I can’t help it, I snort at what might be considered the understatement of the century. Before I know what’s happening, Gunnar has me by the wrist and is dragging me to his office down the hall.
“Sit,” he barks when I try to protest. “I can’t be around knives when you tell me what that asshole did.”
I assume he’s referring to Ike, who really doesn’t deserve this. “Ike did nothing. The night was a clusterfuck of epic proportions, but I don’t want to get into it now. We have good news to celebrate.” The smile on my face is plastered on thick, but as with all the men in my life, Gunnar doesn’t take no for an answer.
“Talk, dammit. I’m not gonna let you leave this office until you do.”
The dirty look I throw him makes absolutely no impression on him. I didn’t really expect it to.
“Fine, you bully. But you’ve gotta promise not to overreact, because Ike really hasn’t done anything wrong.” I proceed to tell him about the nice date, the note on the windshield, at which point he almost launches from his chair, and the scene at my parents’ house. As an afterthought, since there’s a good chance Owen will be ticked once he discovers Gunnar already knew something about my history with Frank, it seems like a good idea to fill him in on that.

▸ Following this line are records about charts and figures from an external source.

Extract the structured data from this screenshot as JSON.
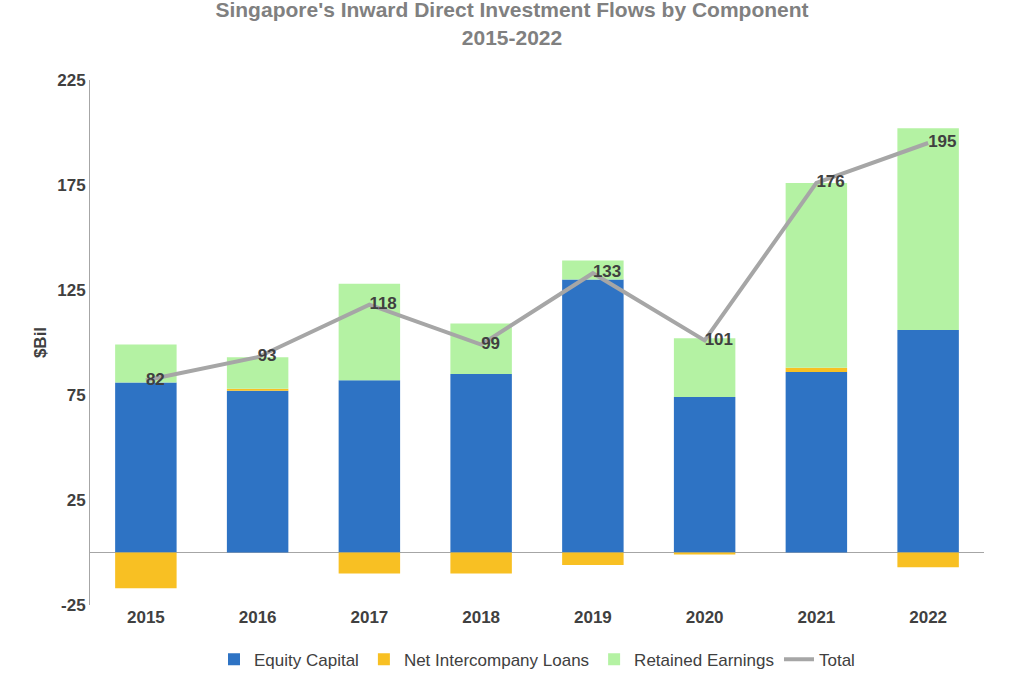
{
  "chart_data": {
    "type": "bar",
    "title": "Singapore's Inward Direct Investment Flows by Component",
    "subtitle": "2015-2022",
    "y_label": "$Bil",
    "categories": [
      "2015",
      "2016",
      "2017",
      "2018",
      "2019",
      "2020",
      "2021",
      "2022"
    ],
    "stacked": true,
    "grid": false,
    "legend": "bottom",
    "ylim": [
      -25,
      225
    ],
    "yticks": [
      -25,
      25,
      75,
      125,
      175,
      225
    ],
    "series": [
      {
        "name": "Equity Capital",
        "type": "bar",
        "color": "#2e73c4",
        "values": [
          81,
          77,
          82,
          85,
          130,
          74,
          86,
          106
        ]
      },
      {
        "name": "Net Intercompany Loans",
        "type": "bar",
        "color": "#f8c023",
        "values": [
          -17,
          1,
          -10,
          -10,
          -6,
          -1,
          2,
          -7
        ]
      },
      {
        "name": "Retained Earnings",
        "type": "bar",
        "color": "#b4f2a3",
        "values": [
          18,
          15,
          46,
          24,
          9,
          28,
          88,
          96
        ]
      },
      {
        "name": "Total",
        "type": "line",
        "color": "#a6a6a6",
        "data_labels": true,
        "values": [
          82,
          93,
          118,
          99,
          133,
          101,
          176,
          195
        ]
      }
    ]
  }
}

“He did what?” Was the expected reaction.
“In all fairness,” I try to soothe, “Ike had somehow guessed I had some bad history, and it wasn’t hard for him to put the pieces together when he saw the note. There’s no way he could’ve known my family was unaware of my troubles. It was me who overreacted when I got mad at him.”
“Yeah, well he should never have left.” Gunnar, still grumbling, looks at me from under his frown.

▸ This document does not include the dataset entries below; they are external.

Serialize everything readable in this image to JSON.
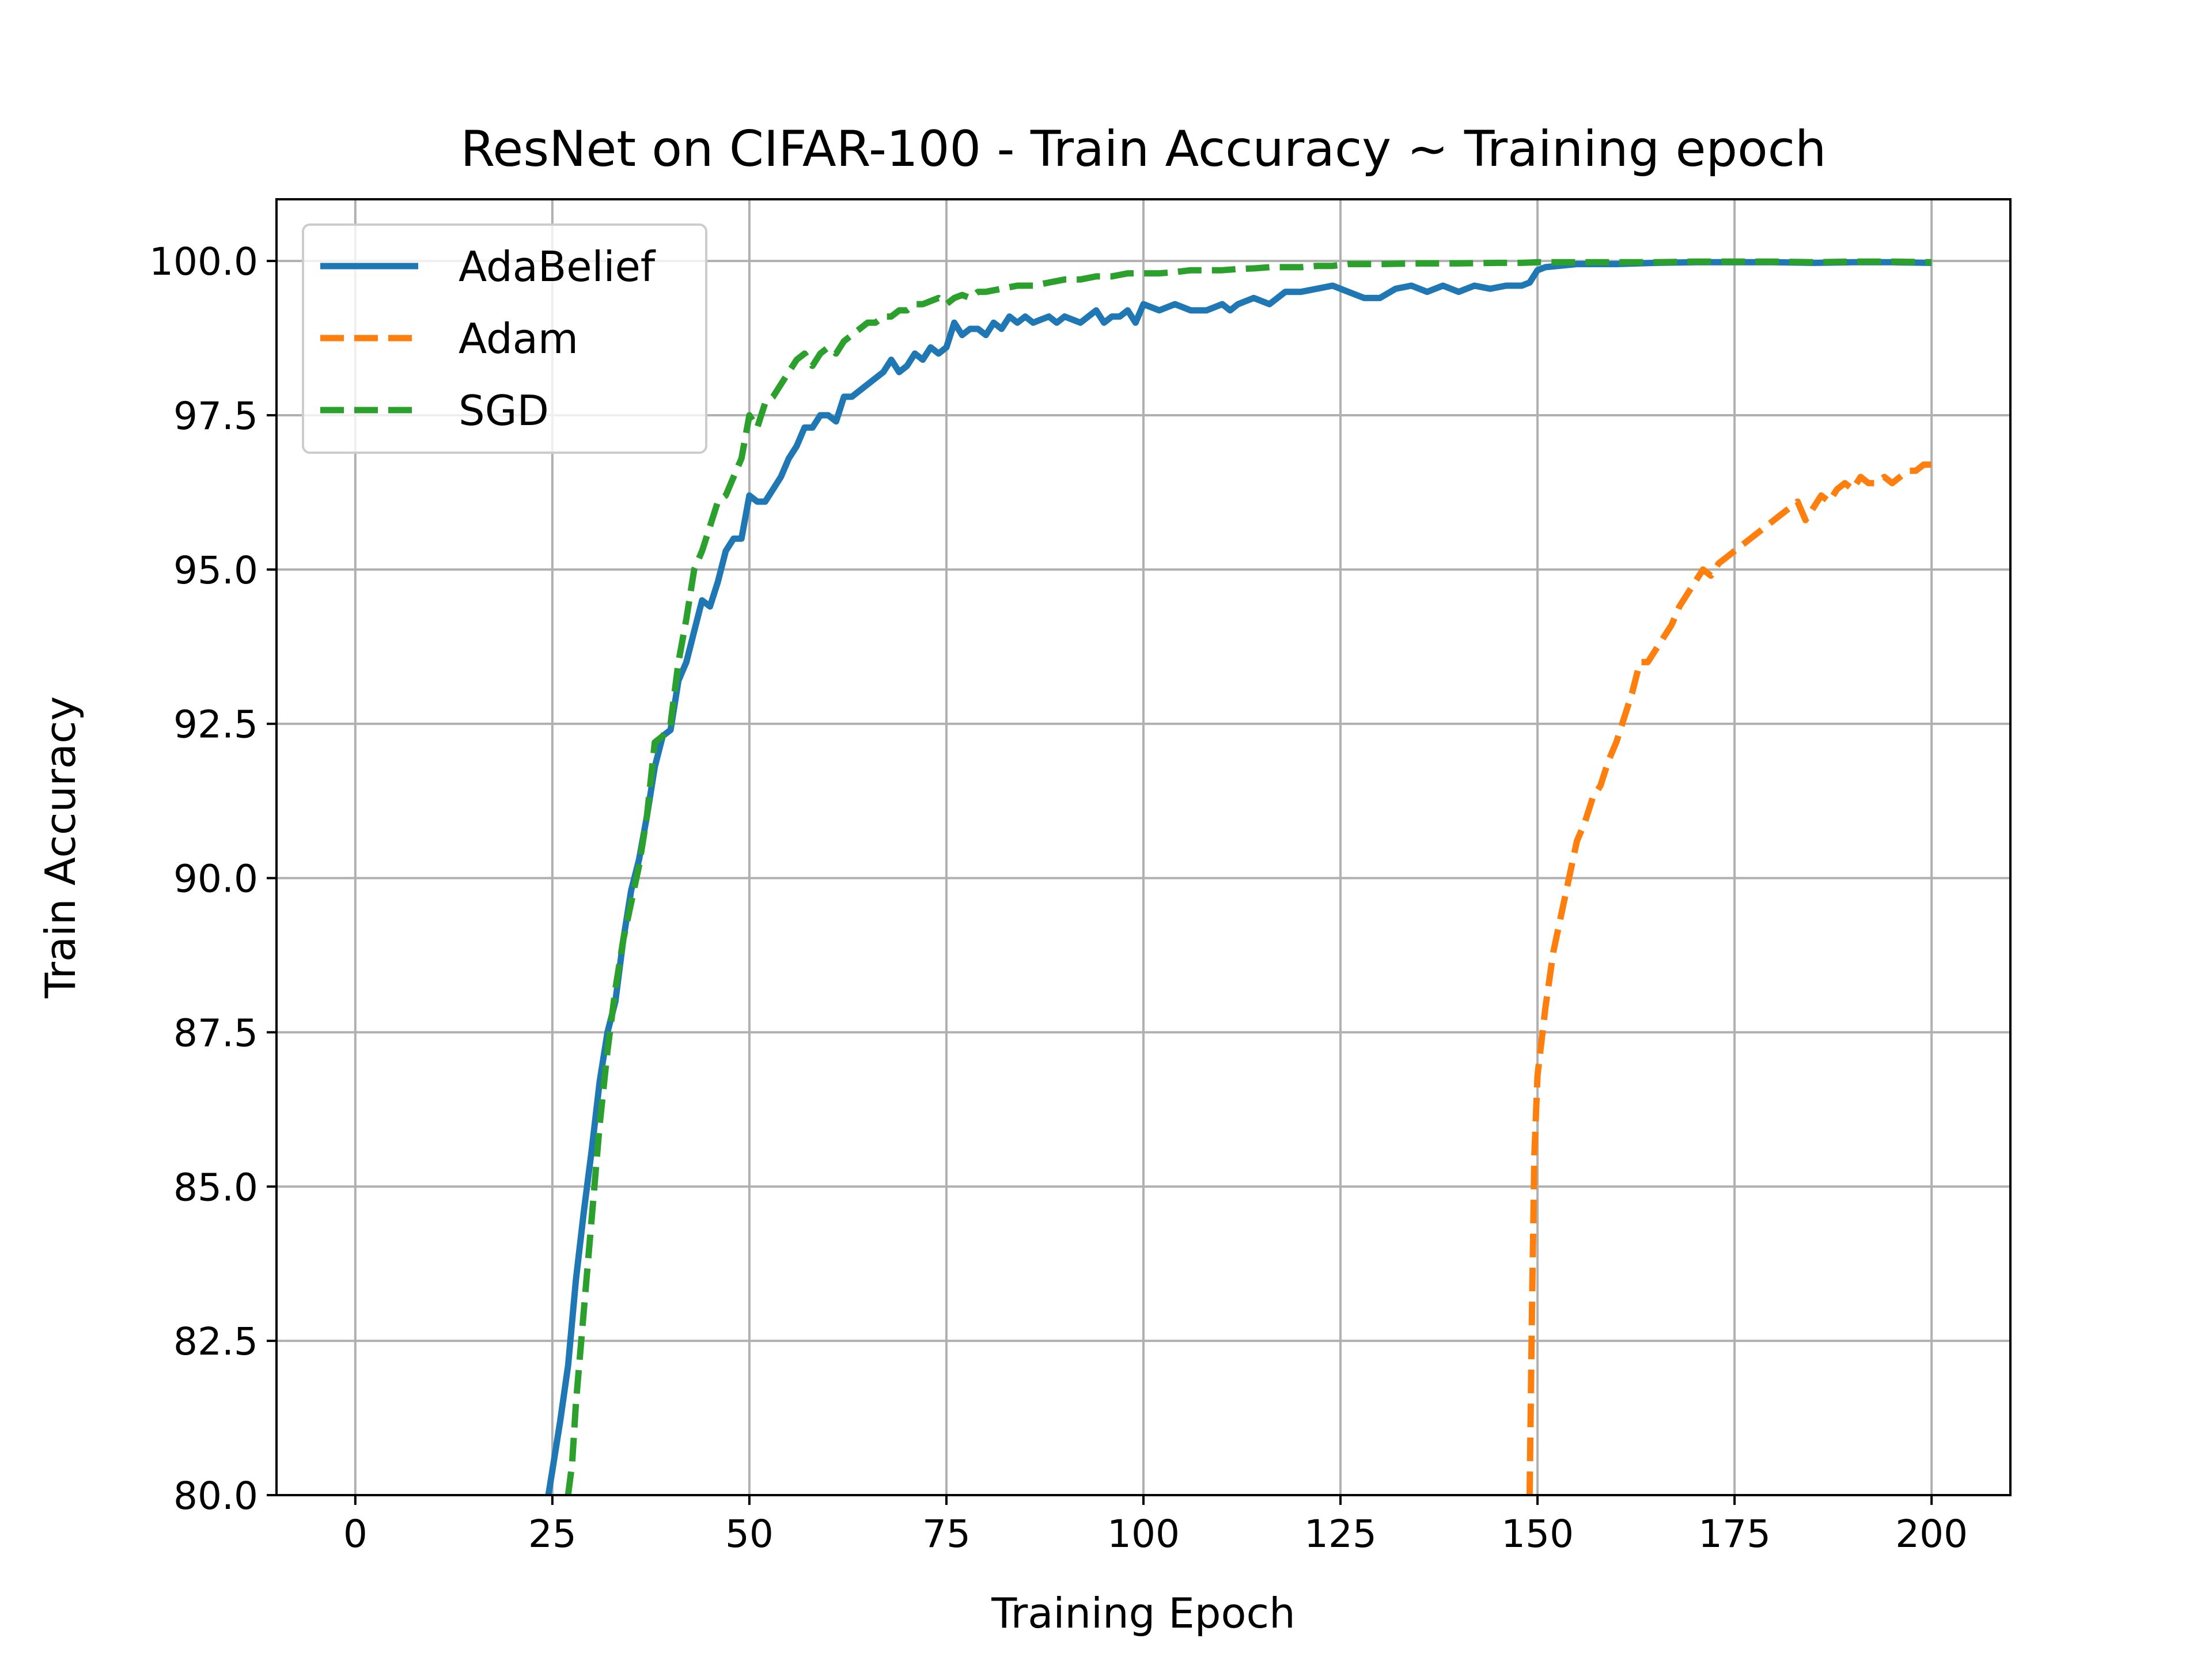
{
  "chart_data": {
    "type": "line",
    "title": "ResNet on CIFAR-100 - Train Accuracy ~ Training epoch",
    "xlabel": "Training Epoch",
    "ylabel": "Train Accuracy",
    "xlim": [
      -10,
      210
    ],
    "ylim": [
      80.0,
      101.0
    ],
    "xticks": [
      0,
      25,
      50,
      75,
      100,
      125,
      150,
      175,
      200
    ],
    "xtick_labels": [
      "0",
      "25",
      "50",
      "75",
      "100",
      "125",
      "150",
      "175",
      "200"
    ],
    "yticks": [
      80.0,
      82.5,
      85.0,
      87.5,
      90.0,
      92.5,
      95.0,
      97.5,
      100.0
    ],
    "ytick_labels": [
      "80.0",
      "82.5",
      "85.0",
      "87.5",
      "90.0",
      "92.5",
      "95.0",
      "97.5",
      "100.0"
    ],
    "grid": true,
    "legend_position": "upper-left",
    "series": [
      {
        "name": "AdaBelief",
        "color": "#1f77b4",
        "dash": "solid",
        "x": [
          24.5,
          25,
          26,
          27,
          28,
          29,
          30,
          31,
          32,
          33,
          34,
          35,
          36,
          37,
          38,
          39,
          40,
          41,
          42,
          43,
          44,
          45,
          46,
          47,
          48,
          49,
          50,
          51,
          52,
          53,
          54,
          55,
          56,
          57,
          58,
          59,
          60,
          61,
          62,
          63,
          64,
          65,
          66,
          67,
          68,
          69,
          70,
          71,
          72,
          73,
          74,
          75,
          76,
          77,
          78,
          79,
          80,
          81,
          82,
          83,
          84,
          85,
          86,
          87,
          88,
          89,
          90,
          92,
          94,
          95,
          96,
          97,
          98,
          99,
          100,
          102,
          104,
          106,
          108,
          110,
          111,
          112,
          114,
          116,
          118,
          120,
          122,
          124,
          126,
          128,
          130,
          132,
          134,
          136,
          138,
          140,
          142,
          144,
          146,
          148,
          149,
          150,
          151,
          155,
          160,
          165,
          170,
          175,
          180,
          185,
          190,
          195,
          200
        ],
        "values": [
          80.0,
          80.4,
          81.2,
          82.1,
          83.5,
          84.6,
          85.6,
          86.7,
          87.5,
          88.0,
          89.0,
          89.8,
          90.3,
          91.0,
          91.8,
          92.3,
          92.4,
          93.2,
          93.5,
          94.0,
          94.5,
          94.4,
          94.8,
          95.3,
          95.5,
          95.5,
          96.2,
          96.1,
          96.1,
          96.3,
          96.5,
          96.8,
          97.0,
          97.3,
          97.3,
          97.5,
          97.5,
          97.4,
          97.8,
          97.8,
          97.9,
          98.0,
          98.1,
          98.2,
          98.4,
          98.2,
          98.3,
          98.5,
          98.4,
          98.6,
          98.5,
          98.6,
          99.0,
          98.8,
          98.9,
          98.9,
          98.8,
          99.0,
          98.9,
          99.1,
          99.0,
          99.1,
          99.0,
          99.05,
          99.1,
          99.0,
          99.1,
          99.0,
          99.2,
          99.0,
          99.1,
          99.1,
          99.2,
          99.0,
          99.3,
          99.2,
          99.3,
          99.2,
          99.2,
          99.3,
          99.2,
          99.3,
          99.4,
          99.3,
          99.5,
          99.5,
          99.55,
          99.6,
          99.5,
          99.4,
          99.4,
          99.55,
          99.6,
          99.5,
          99.6,
          99.5,
          99.6,
          99.55,
          99.6,
          99.6,
          99.65,
          99.85,
          99.9,
          99.95,
          99.95,
          99.97,
          99.98,
          99.98,
          99.98,
          99.97,
          99.98,
          99.98,
          99.97
        ]
      },
      {
        "name": "Adam",
        "color": "#ff7f0e",
        "dash": "dashed",
        "x": [
          149.0,
          149.3,
          149.6,
          150,
          151,
          152,
          153,
          154,
          155,
          156,
          157,
          158,
          159,
          160,
          161,
          162,
          163,
          164,
          165,
          166,
          167,
          168,
          169,
          170,
          171,
          172,
          173,
          174,
          175,
          176,
          177,
          178,
          179,
          180,
          181,
          182,
          183,
          184,
          185,
          186,
          187,
          188,
          189,
          190,
          191,
          192,
          193,
          194,
          195,
          196,
          197,
          198,
          199,
          200
        ],
        "values": [
          80.0,
          83.0,
          85.5,
          86.8,
          87.9,
          88.8,
          89.4,
          90.0,
          90.6,
          90.9,
          91.3,
          91.5,
          91.9,
          92.2,
          92.6,
          93.0,
          93.5,
          93.5,
          93.7,
          93.9,
          94.1,
          94.4,
          94.6,
          94.8,
          95.0,
          94.9,
          95.1,
          95.2,
          95.3,
          95.4,
          95.5,
          95.6,
          95.7,
          95.8,
          95.9,
          96.0,
          96.1,
          95.8,
          96.0,
          96.2,
          96.1,
          96.3,
          96.4,
          96.3,
          96.5,
          96.4,
          96.4,
          96.5,
          96.4,
          96.5,
          96.6,
          96.6,
          96.7,
          96.7
        ]
      },
      {
        "name": "SGD",
        "color": "#2ca02c",
        "dash": "dashed",
        "x": [
          27.0,
          27.5,
          28,
          29,
          30,
          31,
          32,
          33,
          34,
          35,
          36,
          37,
          38,
          39,
          40,
          41,
          42,
          43,
          44,
          45,
          46,
          47,
          48,
          49,
          50,
          51,
          52,
          53,
          54,
          55,
          56,
          57,
          58,
          59,
          60,
          61,
          62,
          63,
          64,
          65,
          66,
          67,
          68,
          69,
          70,
          71,
          72,
          73,
          74,
          75,
          76,
          77,
          78,
          79,
          80,
          82,
          84,
          86,
          88,
          90,
          92,
          94,
          96,
          98,
          100,
          102,
          104,
          106,
          108,
          110,
          112,
          114,
          116,
          118,
          120,
          122,
          124,
          126,
          128,
          130,
          135,
          140,
          145,
          148,
          150,
          155,
          160,
          165,
          170,
          175,
          180,
          185,
          190,
          195,
          200
        ],
        "values": [
          80.0,
          80.5,
          81.5,
          83.0,
          84.5,
          86.0,
          87.2,
          88.2,
          89.0,
          89.6,
          90.2,
          91.0,
          92.2,
          92.3,
          92.5,
          93.5,
          94.2,
          95.0,
          95.3,
          95.7,
          96.1,
          96.2,
          96.5,
          96.8,
          97.5,
          97.3,
          97.7,
          97.8,
          98.0,
          98.2,
          98.4,
          98.5,
          98.3,
          98.5,
          98.6,
          98.5,
          98.7,
          98.8,
          98.9,
          99.0,
          99.0,
          99.1,
          99.1,
          99.2,
          99.2,
          99.3,
          99.3,
          99.35,
          99.4,
          99.3,
          99.4,
          99.45,
          99.4,
          99.5,
          99.5,
          99.55,
          99.6,
          99.6,
          99.65,
          99.7,
          99.7,
          99.75,
          99.75,
          99.8,
          99.8,
          99.8,
          99.82,
          99.85,
          99.85,
          99.85,
          99.87,
          99.88,
          99.9,
          99.9,
          99.9,
          99.92,
          99.92,
          99.95,
          99.95,
          99.95,
          99.96,
          99.96,
          99.97,
          99.97,
          99.98,
          99.98,
          99.98,
          99.98,
          99.99,
          99.99,
          99.99,
          99.98,
          99.99,
          99.99,
          99.98
        ]
      }
    ]
  }
}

“I sent him,” I reinforce.
“Still.” The stubborn ass won’t let it go. He’s at least, if not more protective of me, than my brothers. “How’s your dad?” He turns the conversation into questionably safer waters.

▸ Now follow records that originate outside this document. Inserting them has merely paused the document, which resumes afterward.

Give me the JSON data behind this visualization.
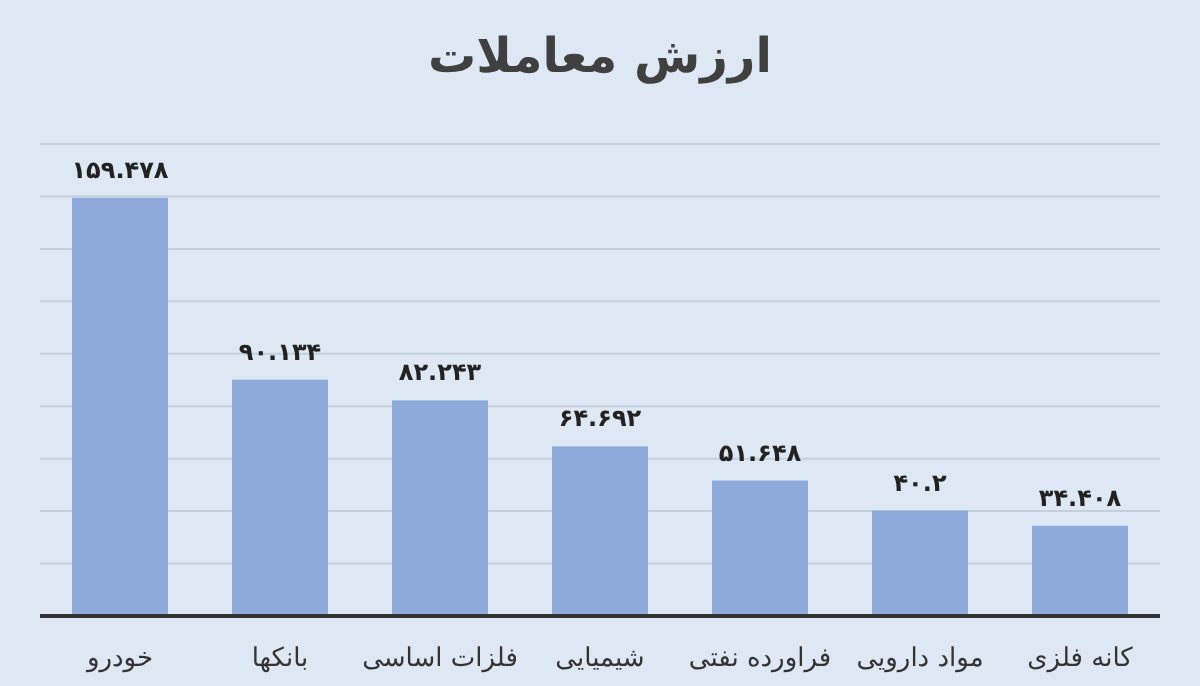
{
  "chart_data": {
    "type": "bar",
    "title": "ارزش معاملات",
    "categories": [
      "خودرو",
      "بانکها",
      "فلزات اساسی",
      "شیمیایی",
      "فراورده نفتی",
      "مواد دارویی",
      "کانه فلزی"
    ],
    "values": [
      159.478,
      90.134,
      82.243,
      64.692,
      51.648,
      40.2,
      34.408
    ],
    "value_labels": [
      "۱۵۹.۴۷۸",
      "۹۰.۱۳۴",
      "۸۲.۲۴۳",
      "۶۴.۶۹۲",
      "۵۱.۶۴۸",
      "۴۰.۲",
      "۳۴.۴۰۸"
    ],
    "color": "#8eaadb",
    "ylim": [
      0,
      180
    ],
    "yticks": [
      {
        "value": 0,
        "label": null
      },
      {
        "value": 20,
        "label": null
      },
      {
        "value": 40,
        "label": null
      },
      {
        "value": 60,
        "label": null
      },
      {
        "value": 80,
        "label": null
      },
      {
        "value": 100,
        "label": null
      },
      {
        "value": 120,
        "label": null
      },
      {
        "value": 140,
        "label": null
      },
      {
        "value": 160,
        "label": null
      },
      {
        "value": 180,
        "label": null
      }
    ],
    "grid": "y",
    "tick_labels": "x"
  }
}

“They’d sedated him last night by the time I got to the hospital. He was combative when they’d tried to stitch the cuts on his hands. They kept him overnight and are getting a psych evaluation today. Based on that, they’ll talk to us about how to move forward.”
“
Gotta be tough. Always respected your dad. Such a proud, strong man. Must be tough to be slipping away like that.”
Gunnar’s sentiments are real, but his words slice through my threadbare shield. I can barely contain the derisive snort that wants to escape, but my face must’ve shown something, because Gunnar squints his eyes as he studies me.
“Yes, well, we’d better get back in the kitchen and get going on that special. What did our little momma have planned for today?” I babble, as I get up from the chair and move toward the door. Men are easy to distract, and the mention of Syd pregnant with his child, immediately draws Gunnar’s full attention. An instant smile on his face, he follows me down the hall. To my relief, the only further talking we do while working, is about the new baby and how Gunnar’s two older children reacted to the news. It was a close call, though. Too close. All this shit happening around me is seriously eroding my ability to erase certain things from my mind. First thing, once the lunch rush lets up, is to call Pam at Florence House. She’s the only person I can talk to, and I need to decompress before I explode, which would be bad. Very, very bad.
-
“Holy shit.”
That’s the most unprofessional response from my therapist to date, when I update her on the most recent events.
Pam has been a friend ever since I knocked on her door that first time. I remember being startled by the statuesque black woman with short-cropped hair, peppered with gray, which seemed to only add to her stern beauty. She’d taken one look at me and let me in at face value. I spent two months at Florence House, licking my wounds and letting Pam help shore me up to where I was able to talk to Gunnar, the one man who was close enough, and yet sufficiently removed, to face. Pam knows me at my worst. The only person who knows all about Frank and although I kept the rest close to my chest, she’s made it clear she’s well aware there is more history I’m hiding. I guess that should make me feel self-conscious, but oddly it doesn’t. She doesn’t. She simply is an amazing, nonjudgmental, warm-hearted listener, who didn’t so much as blink when I spilled my story and has since become a good friend.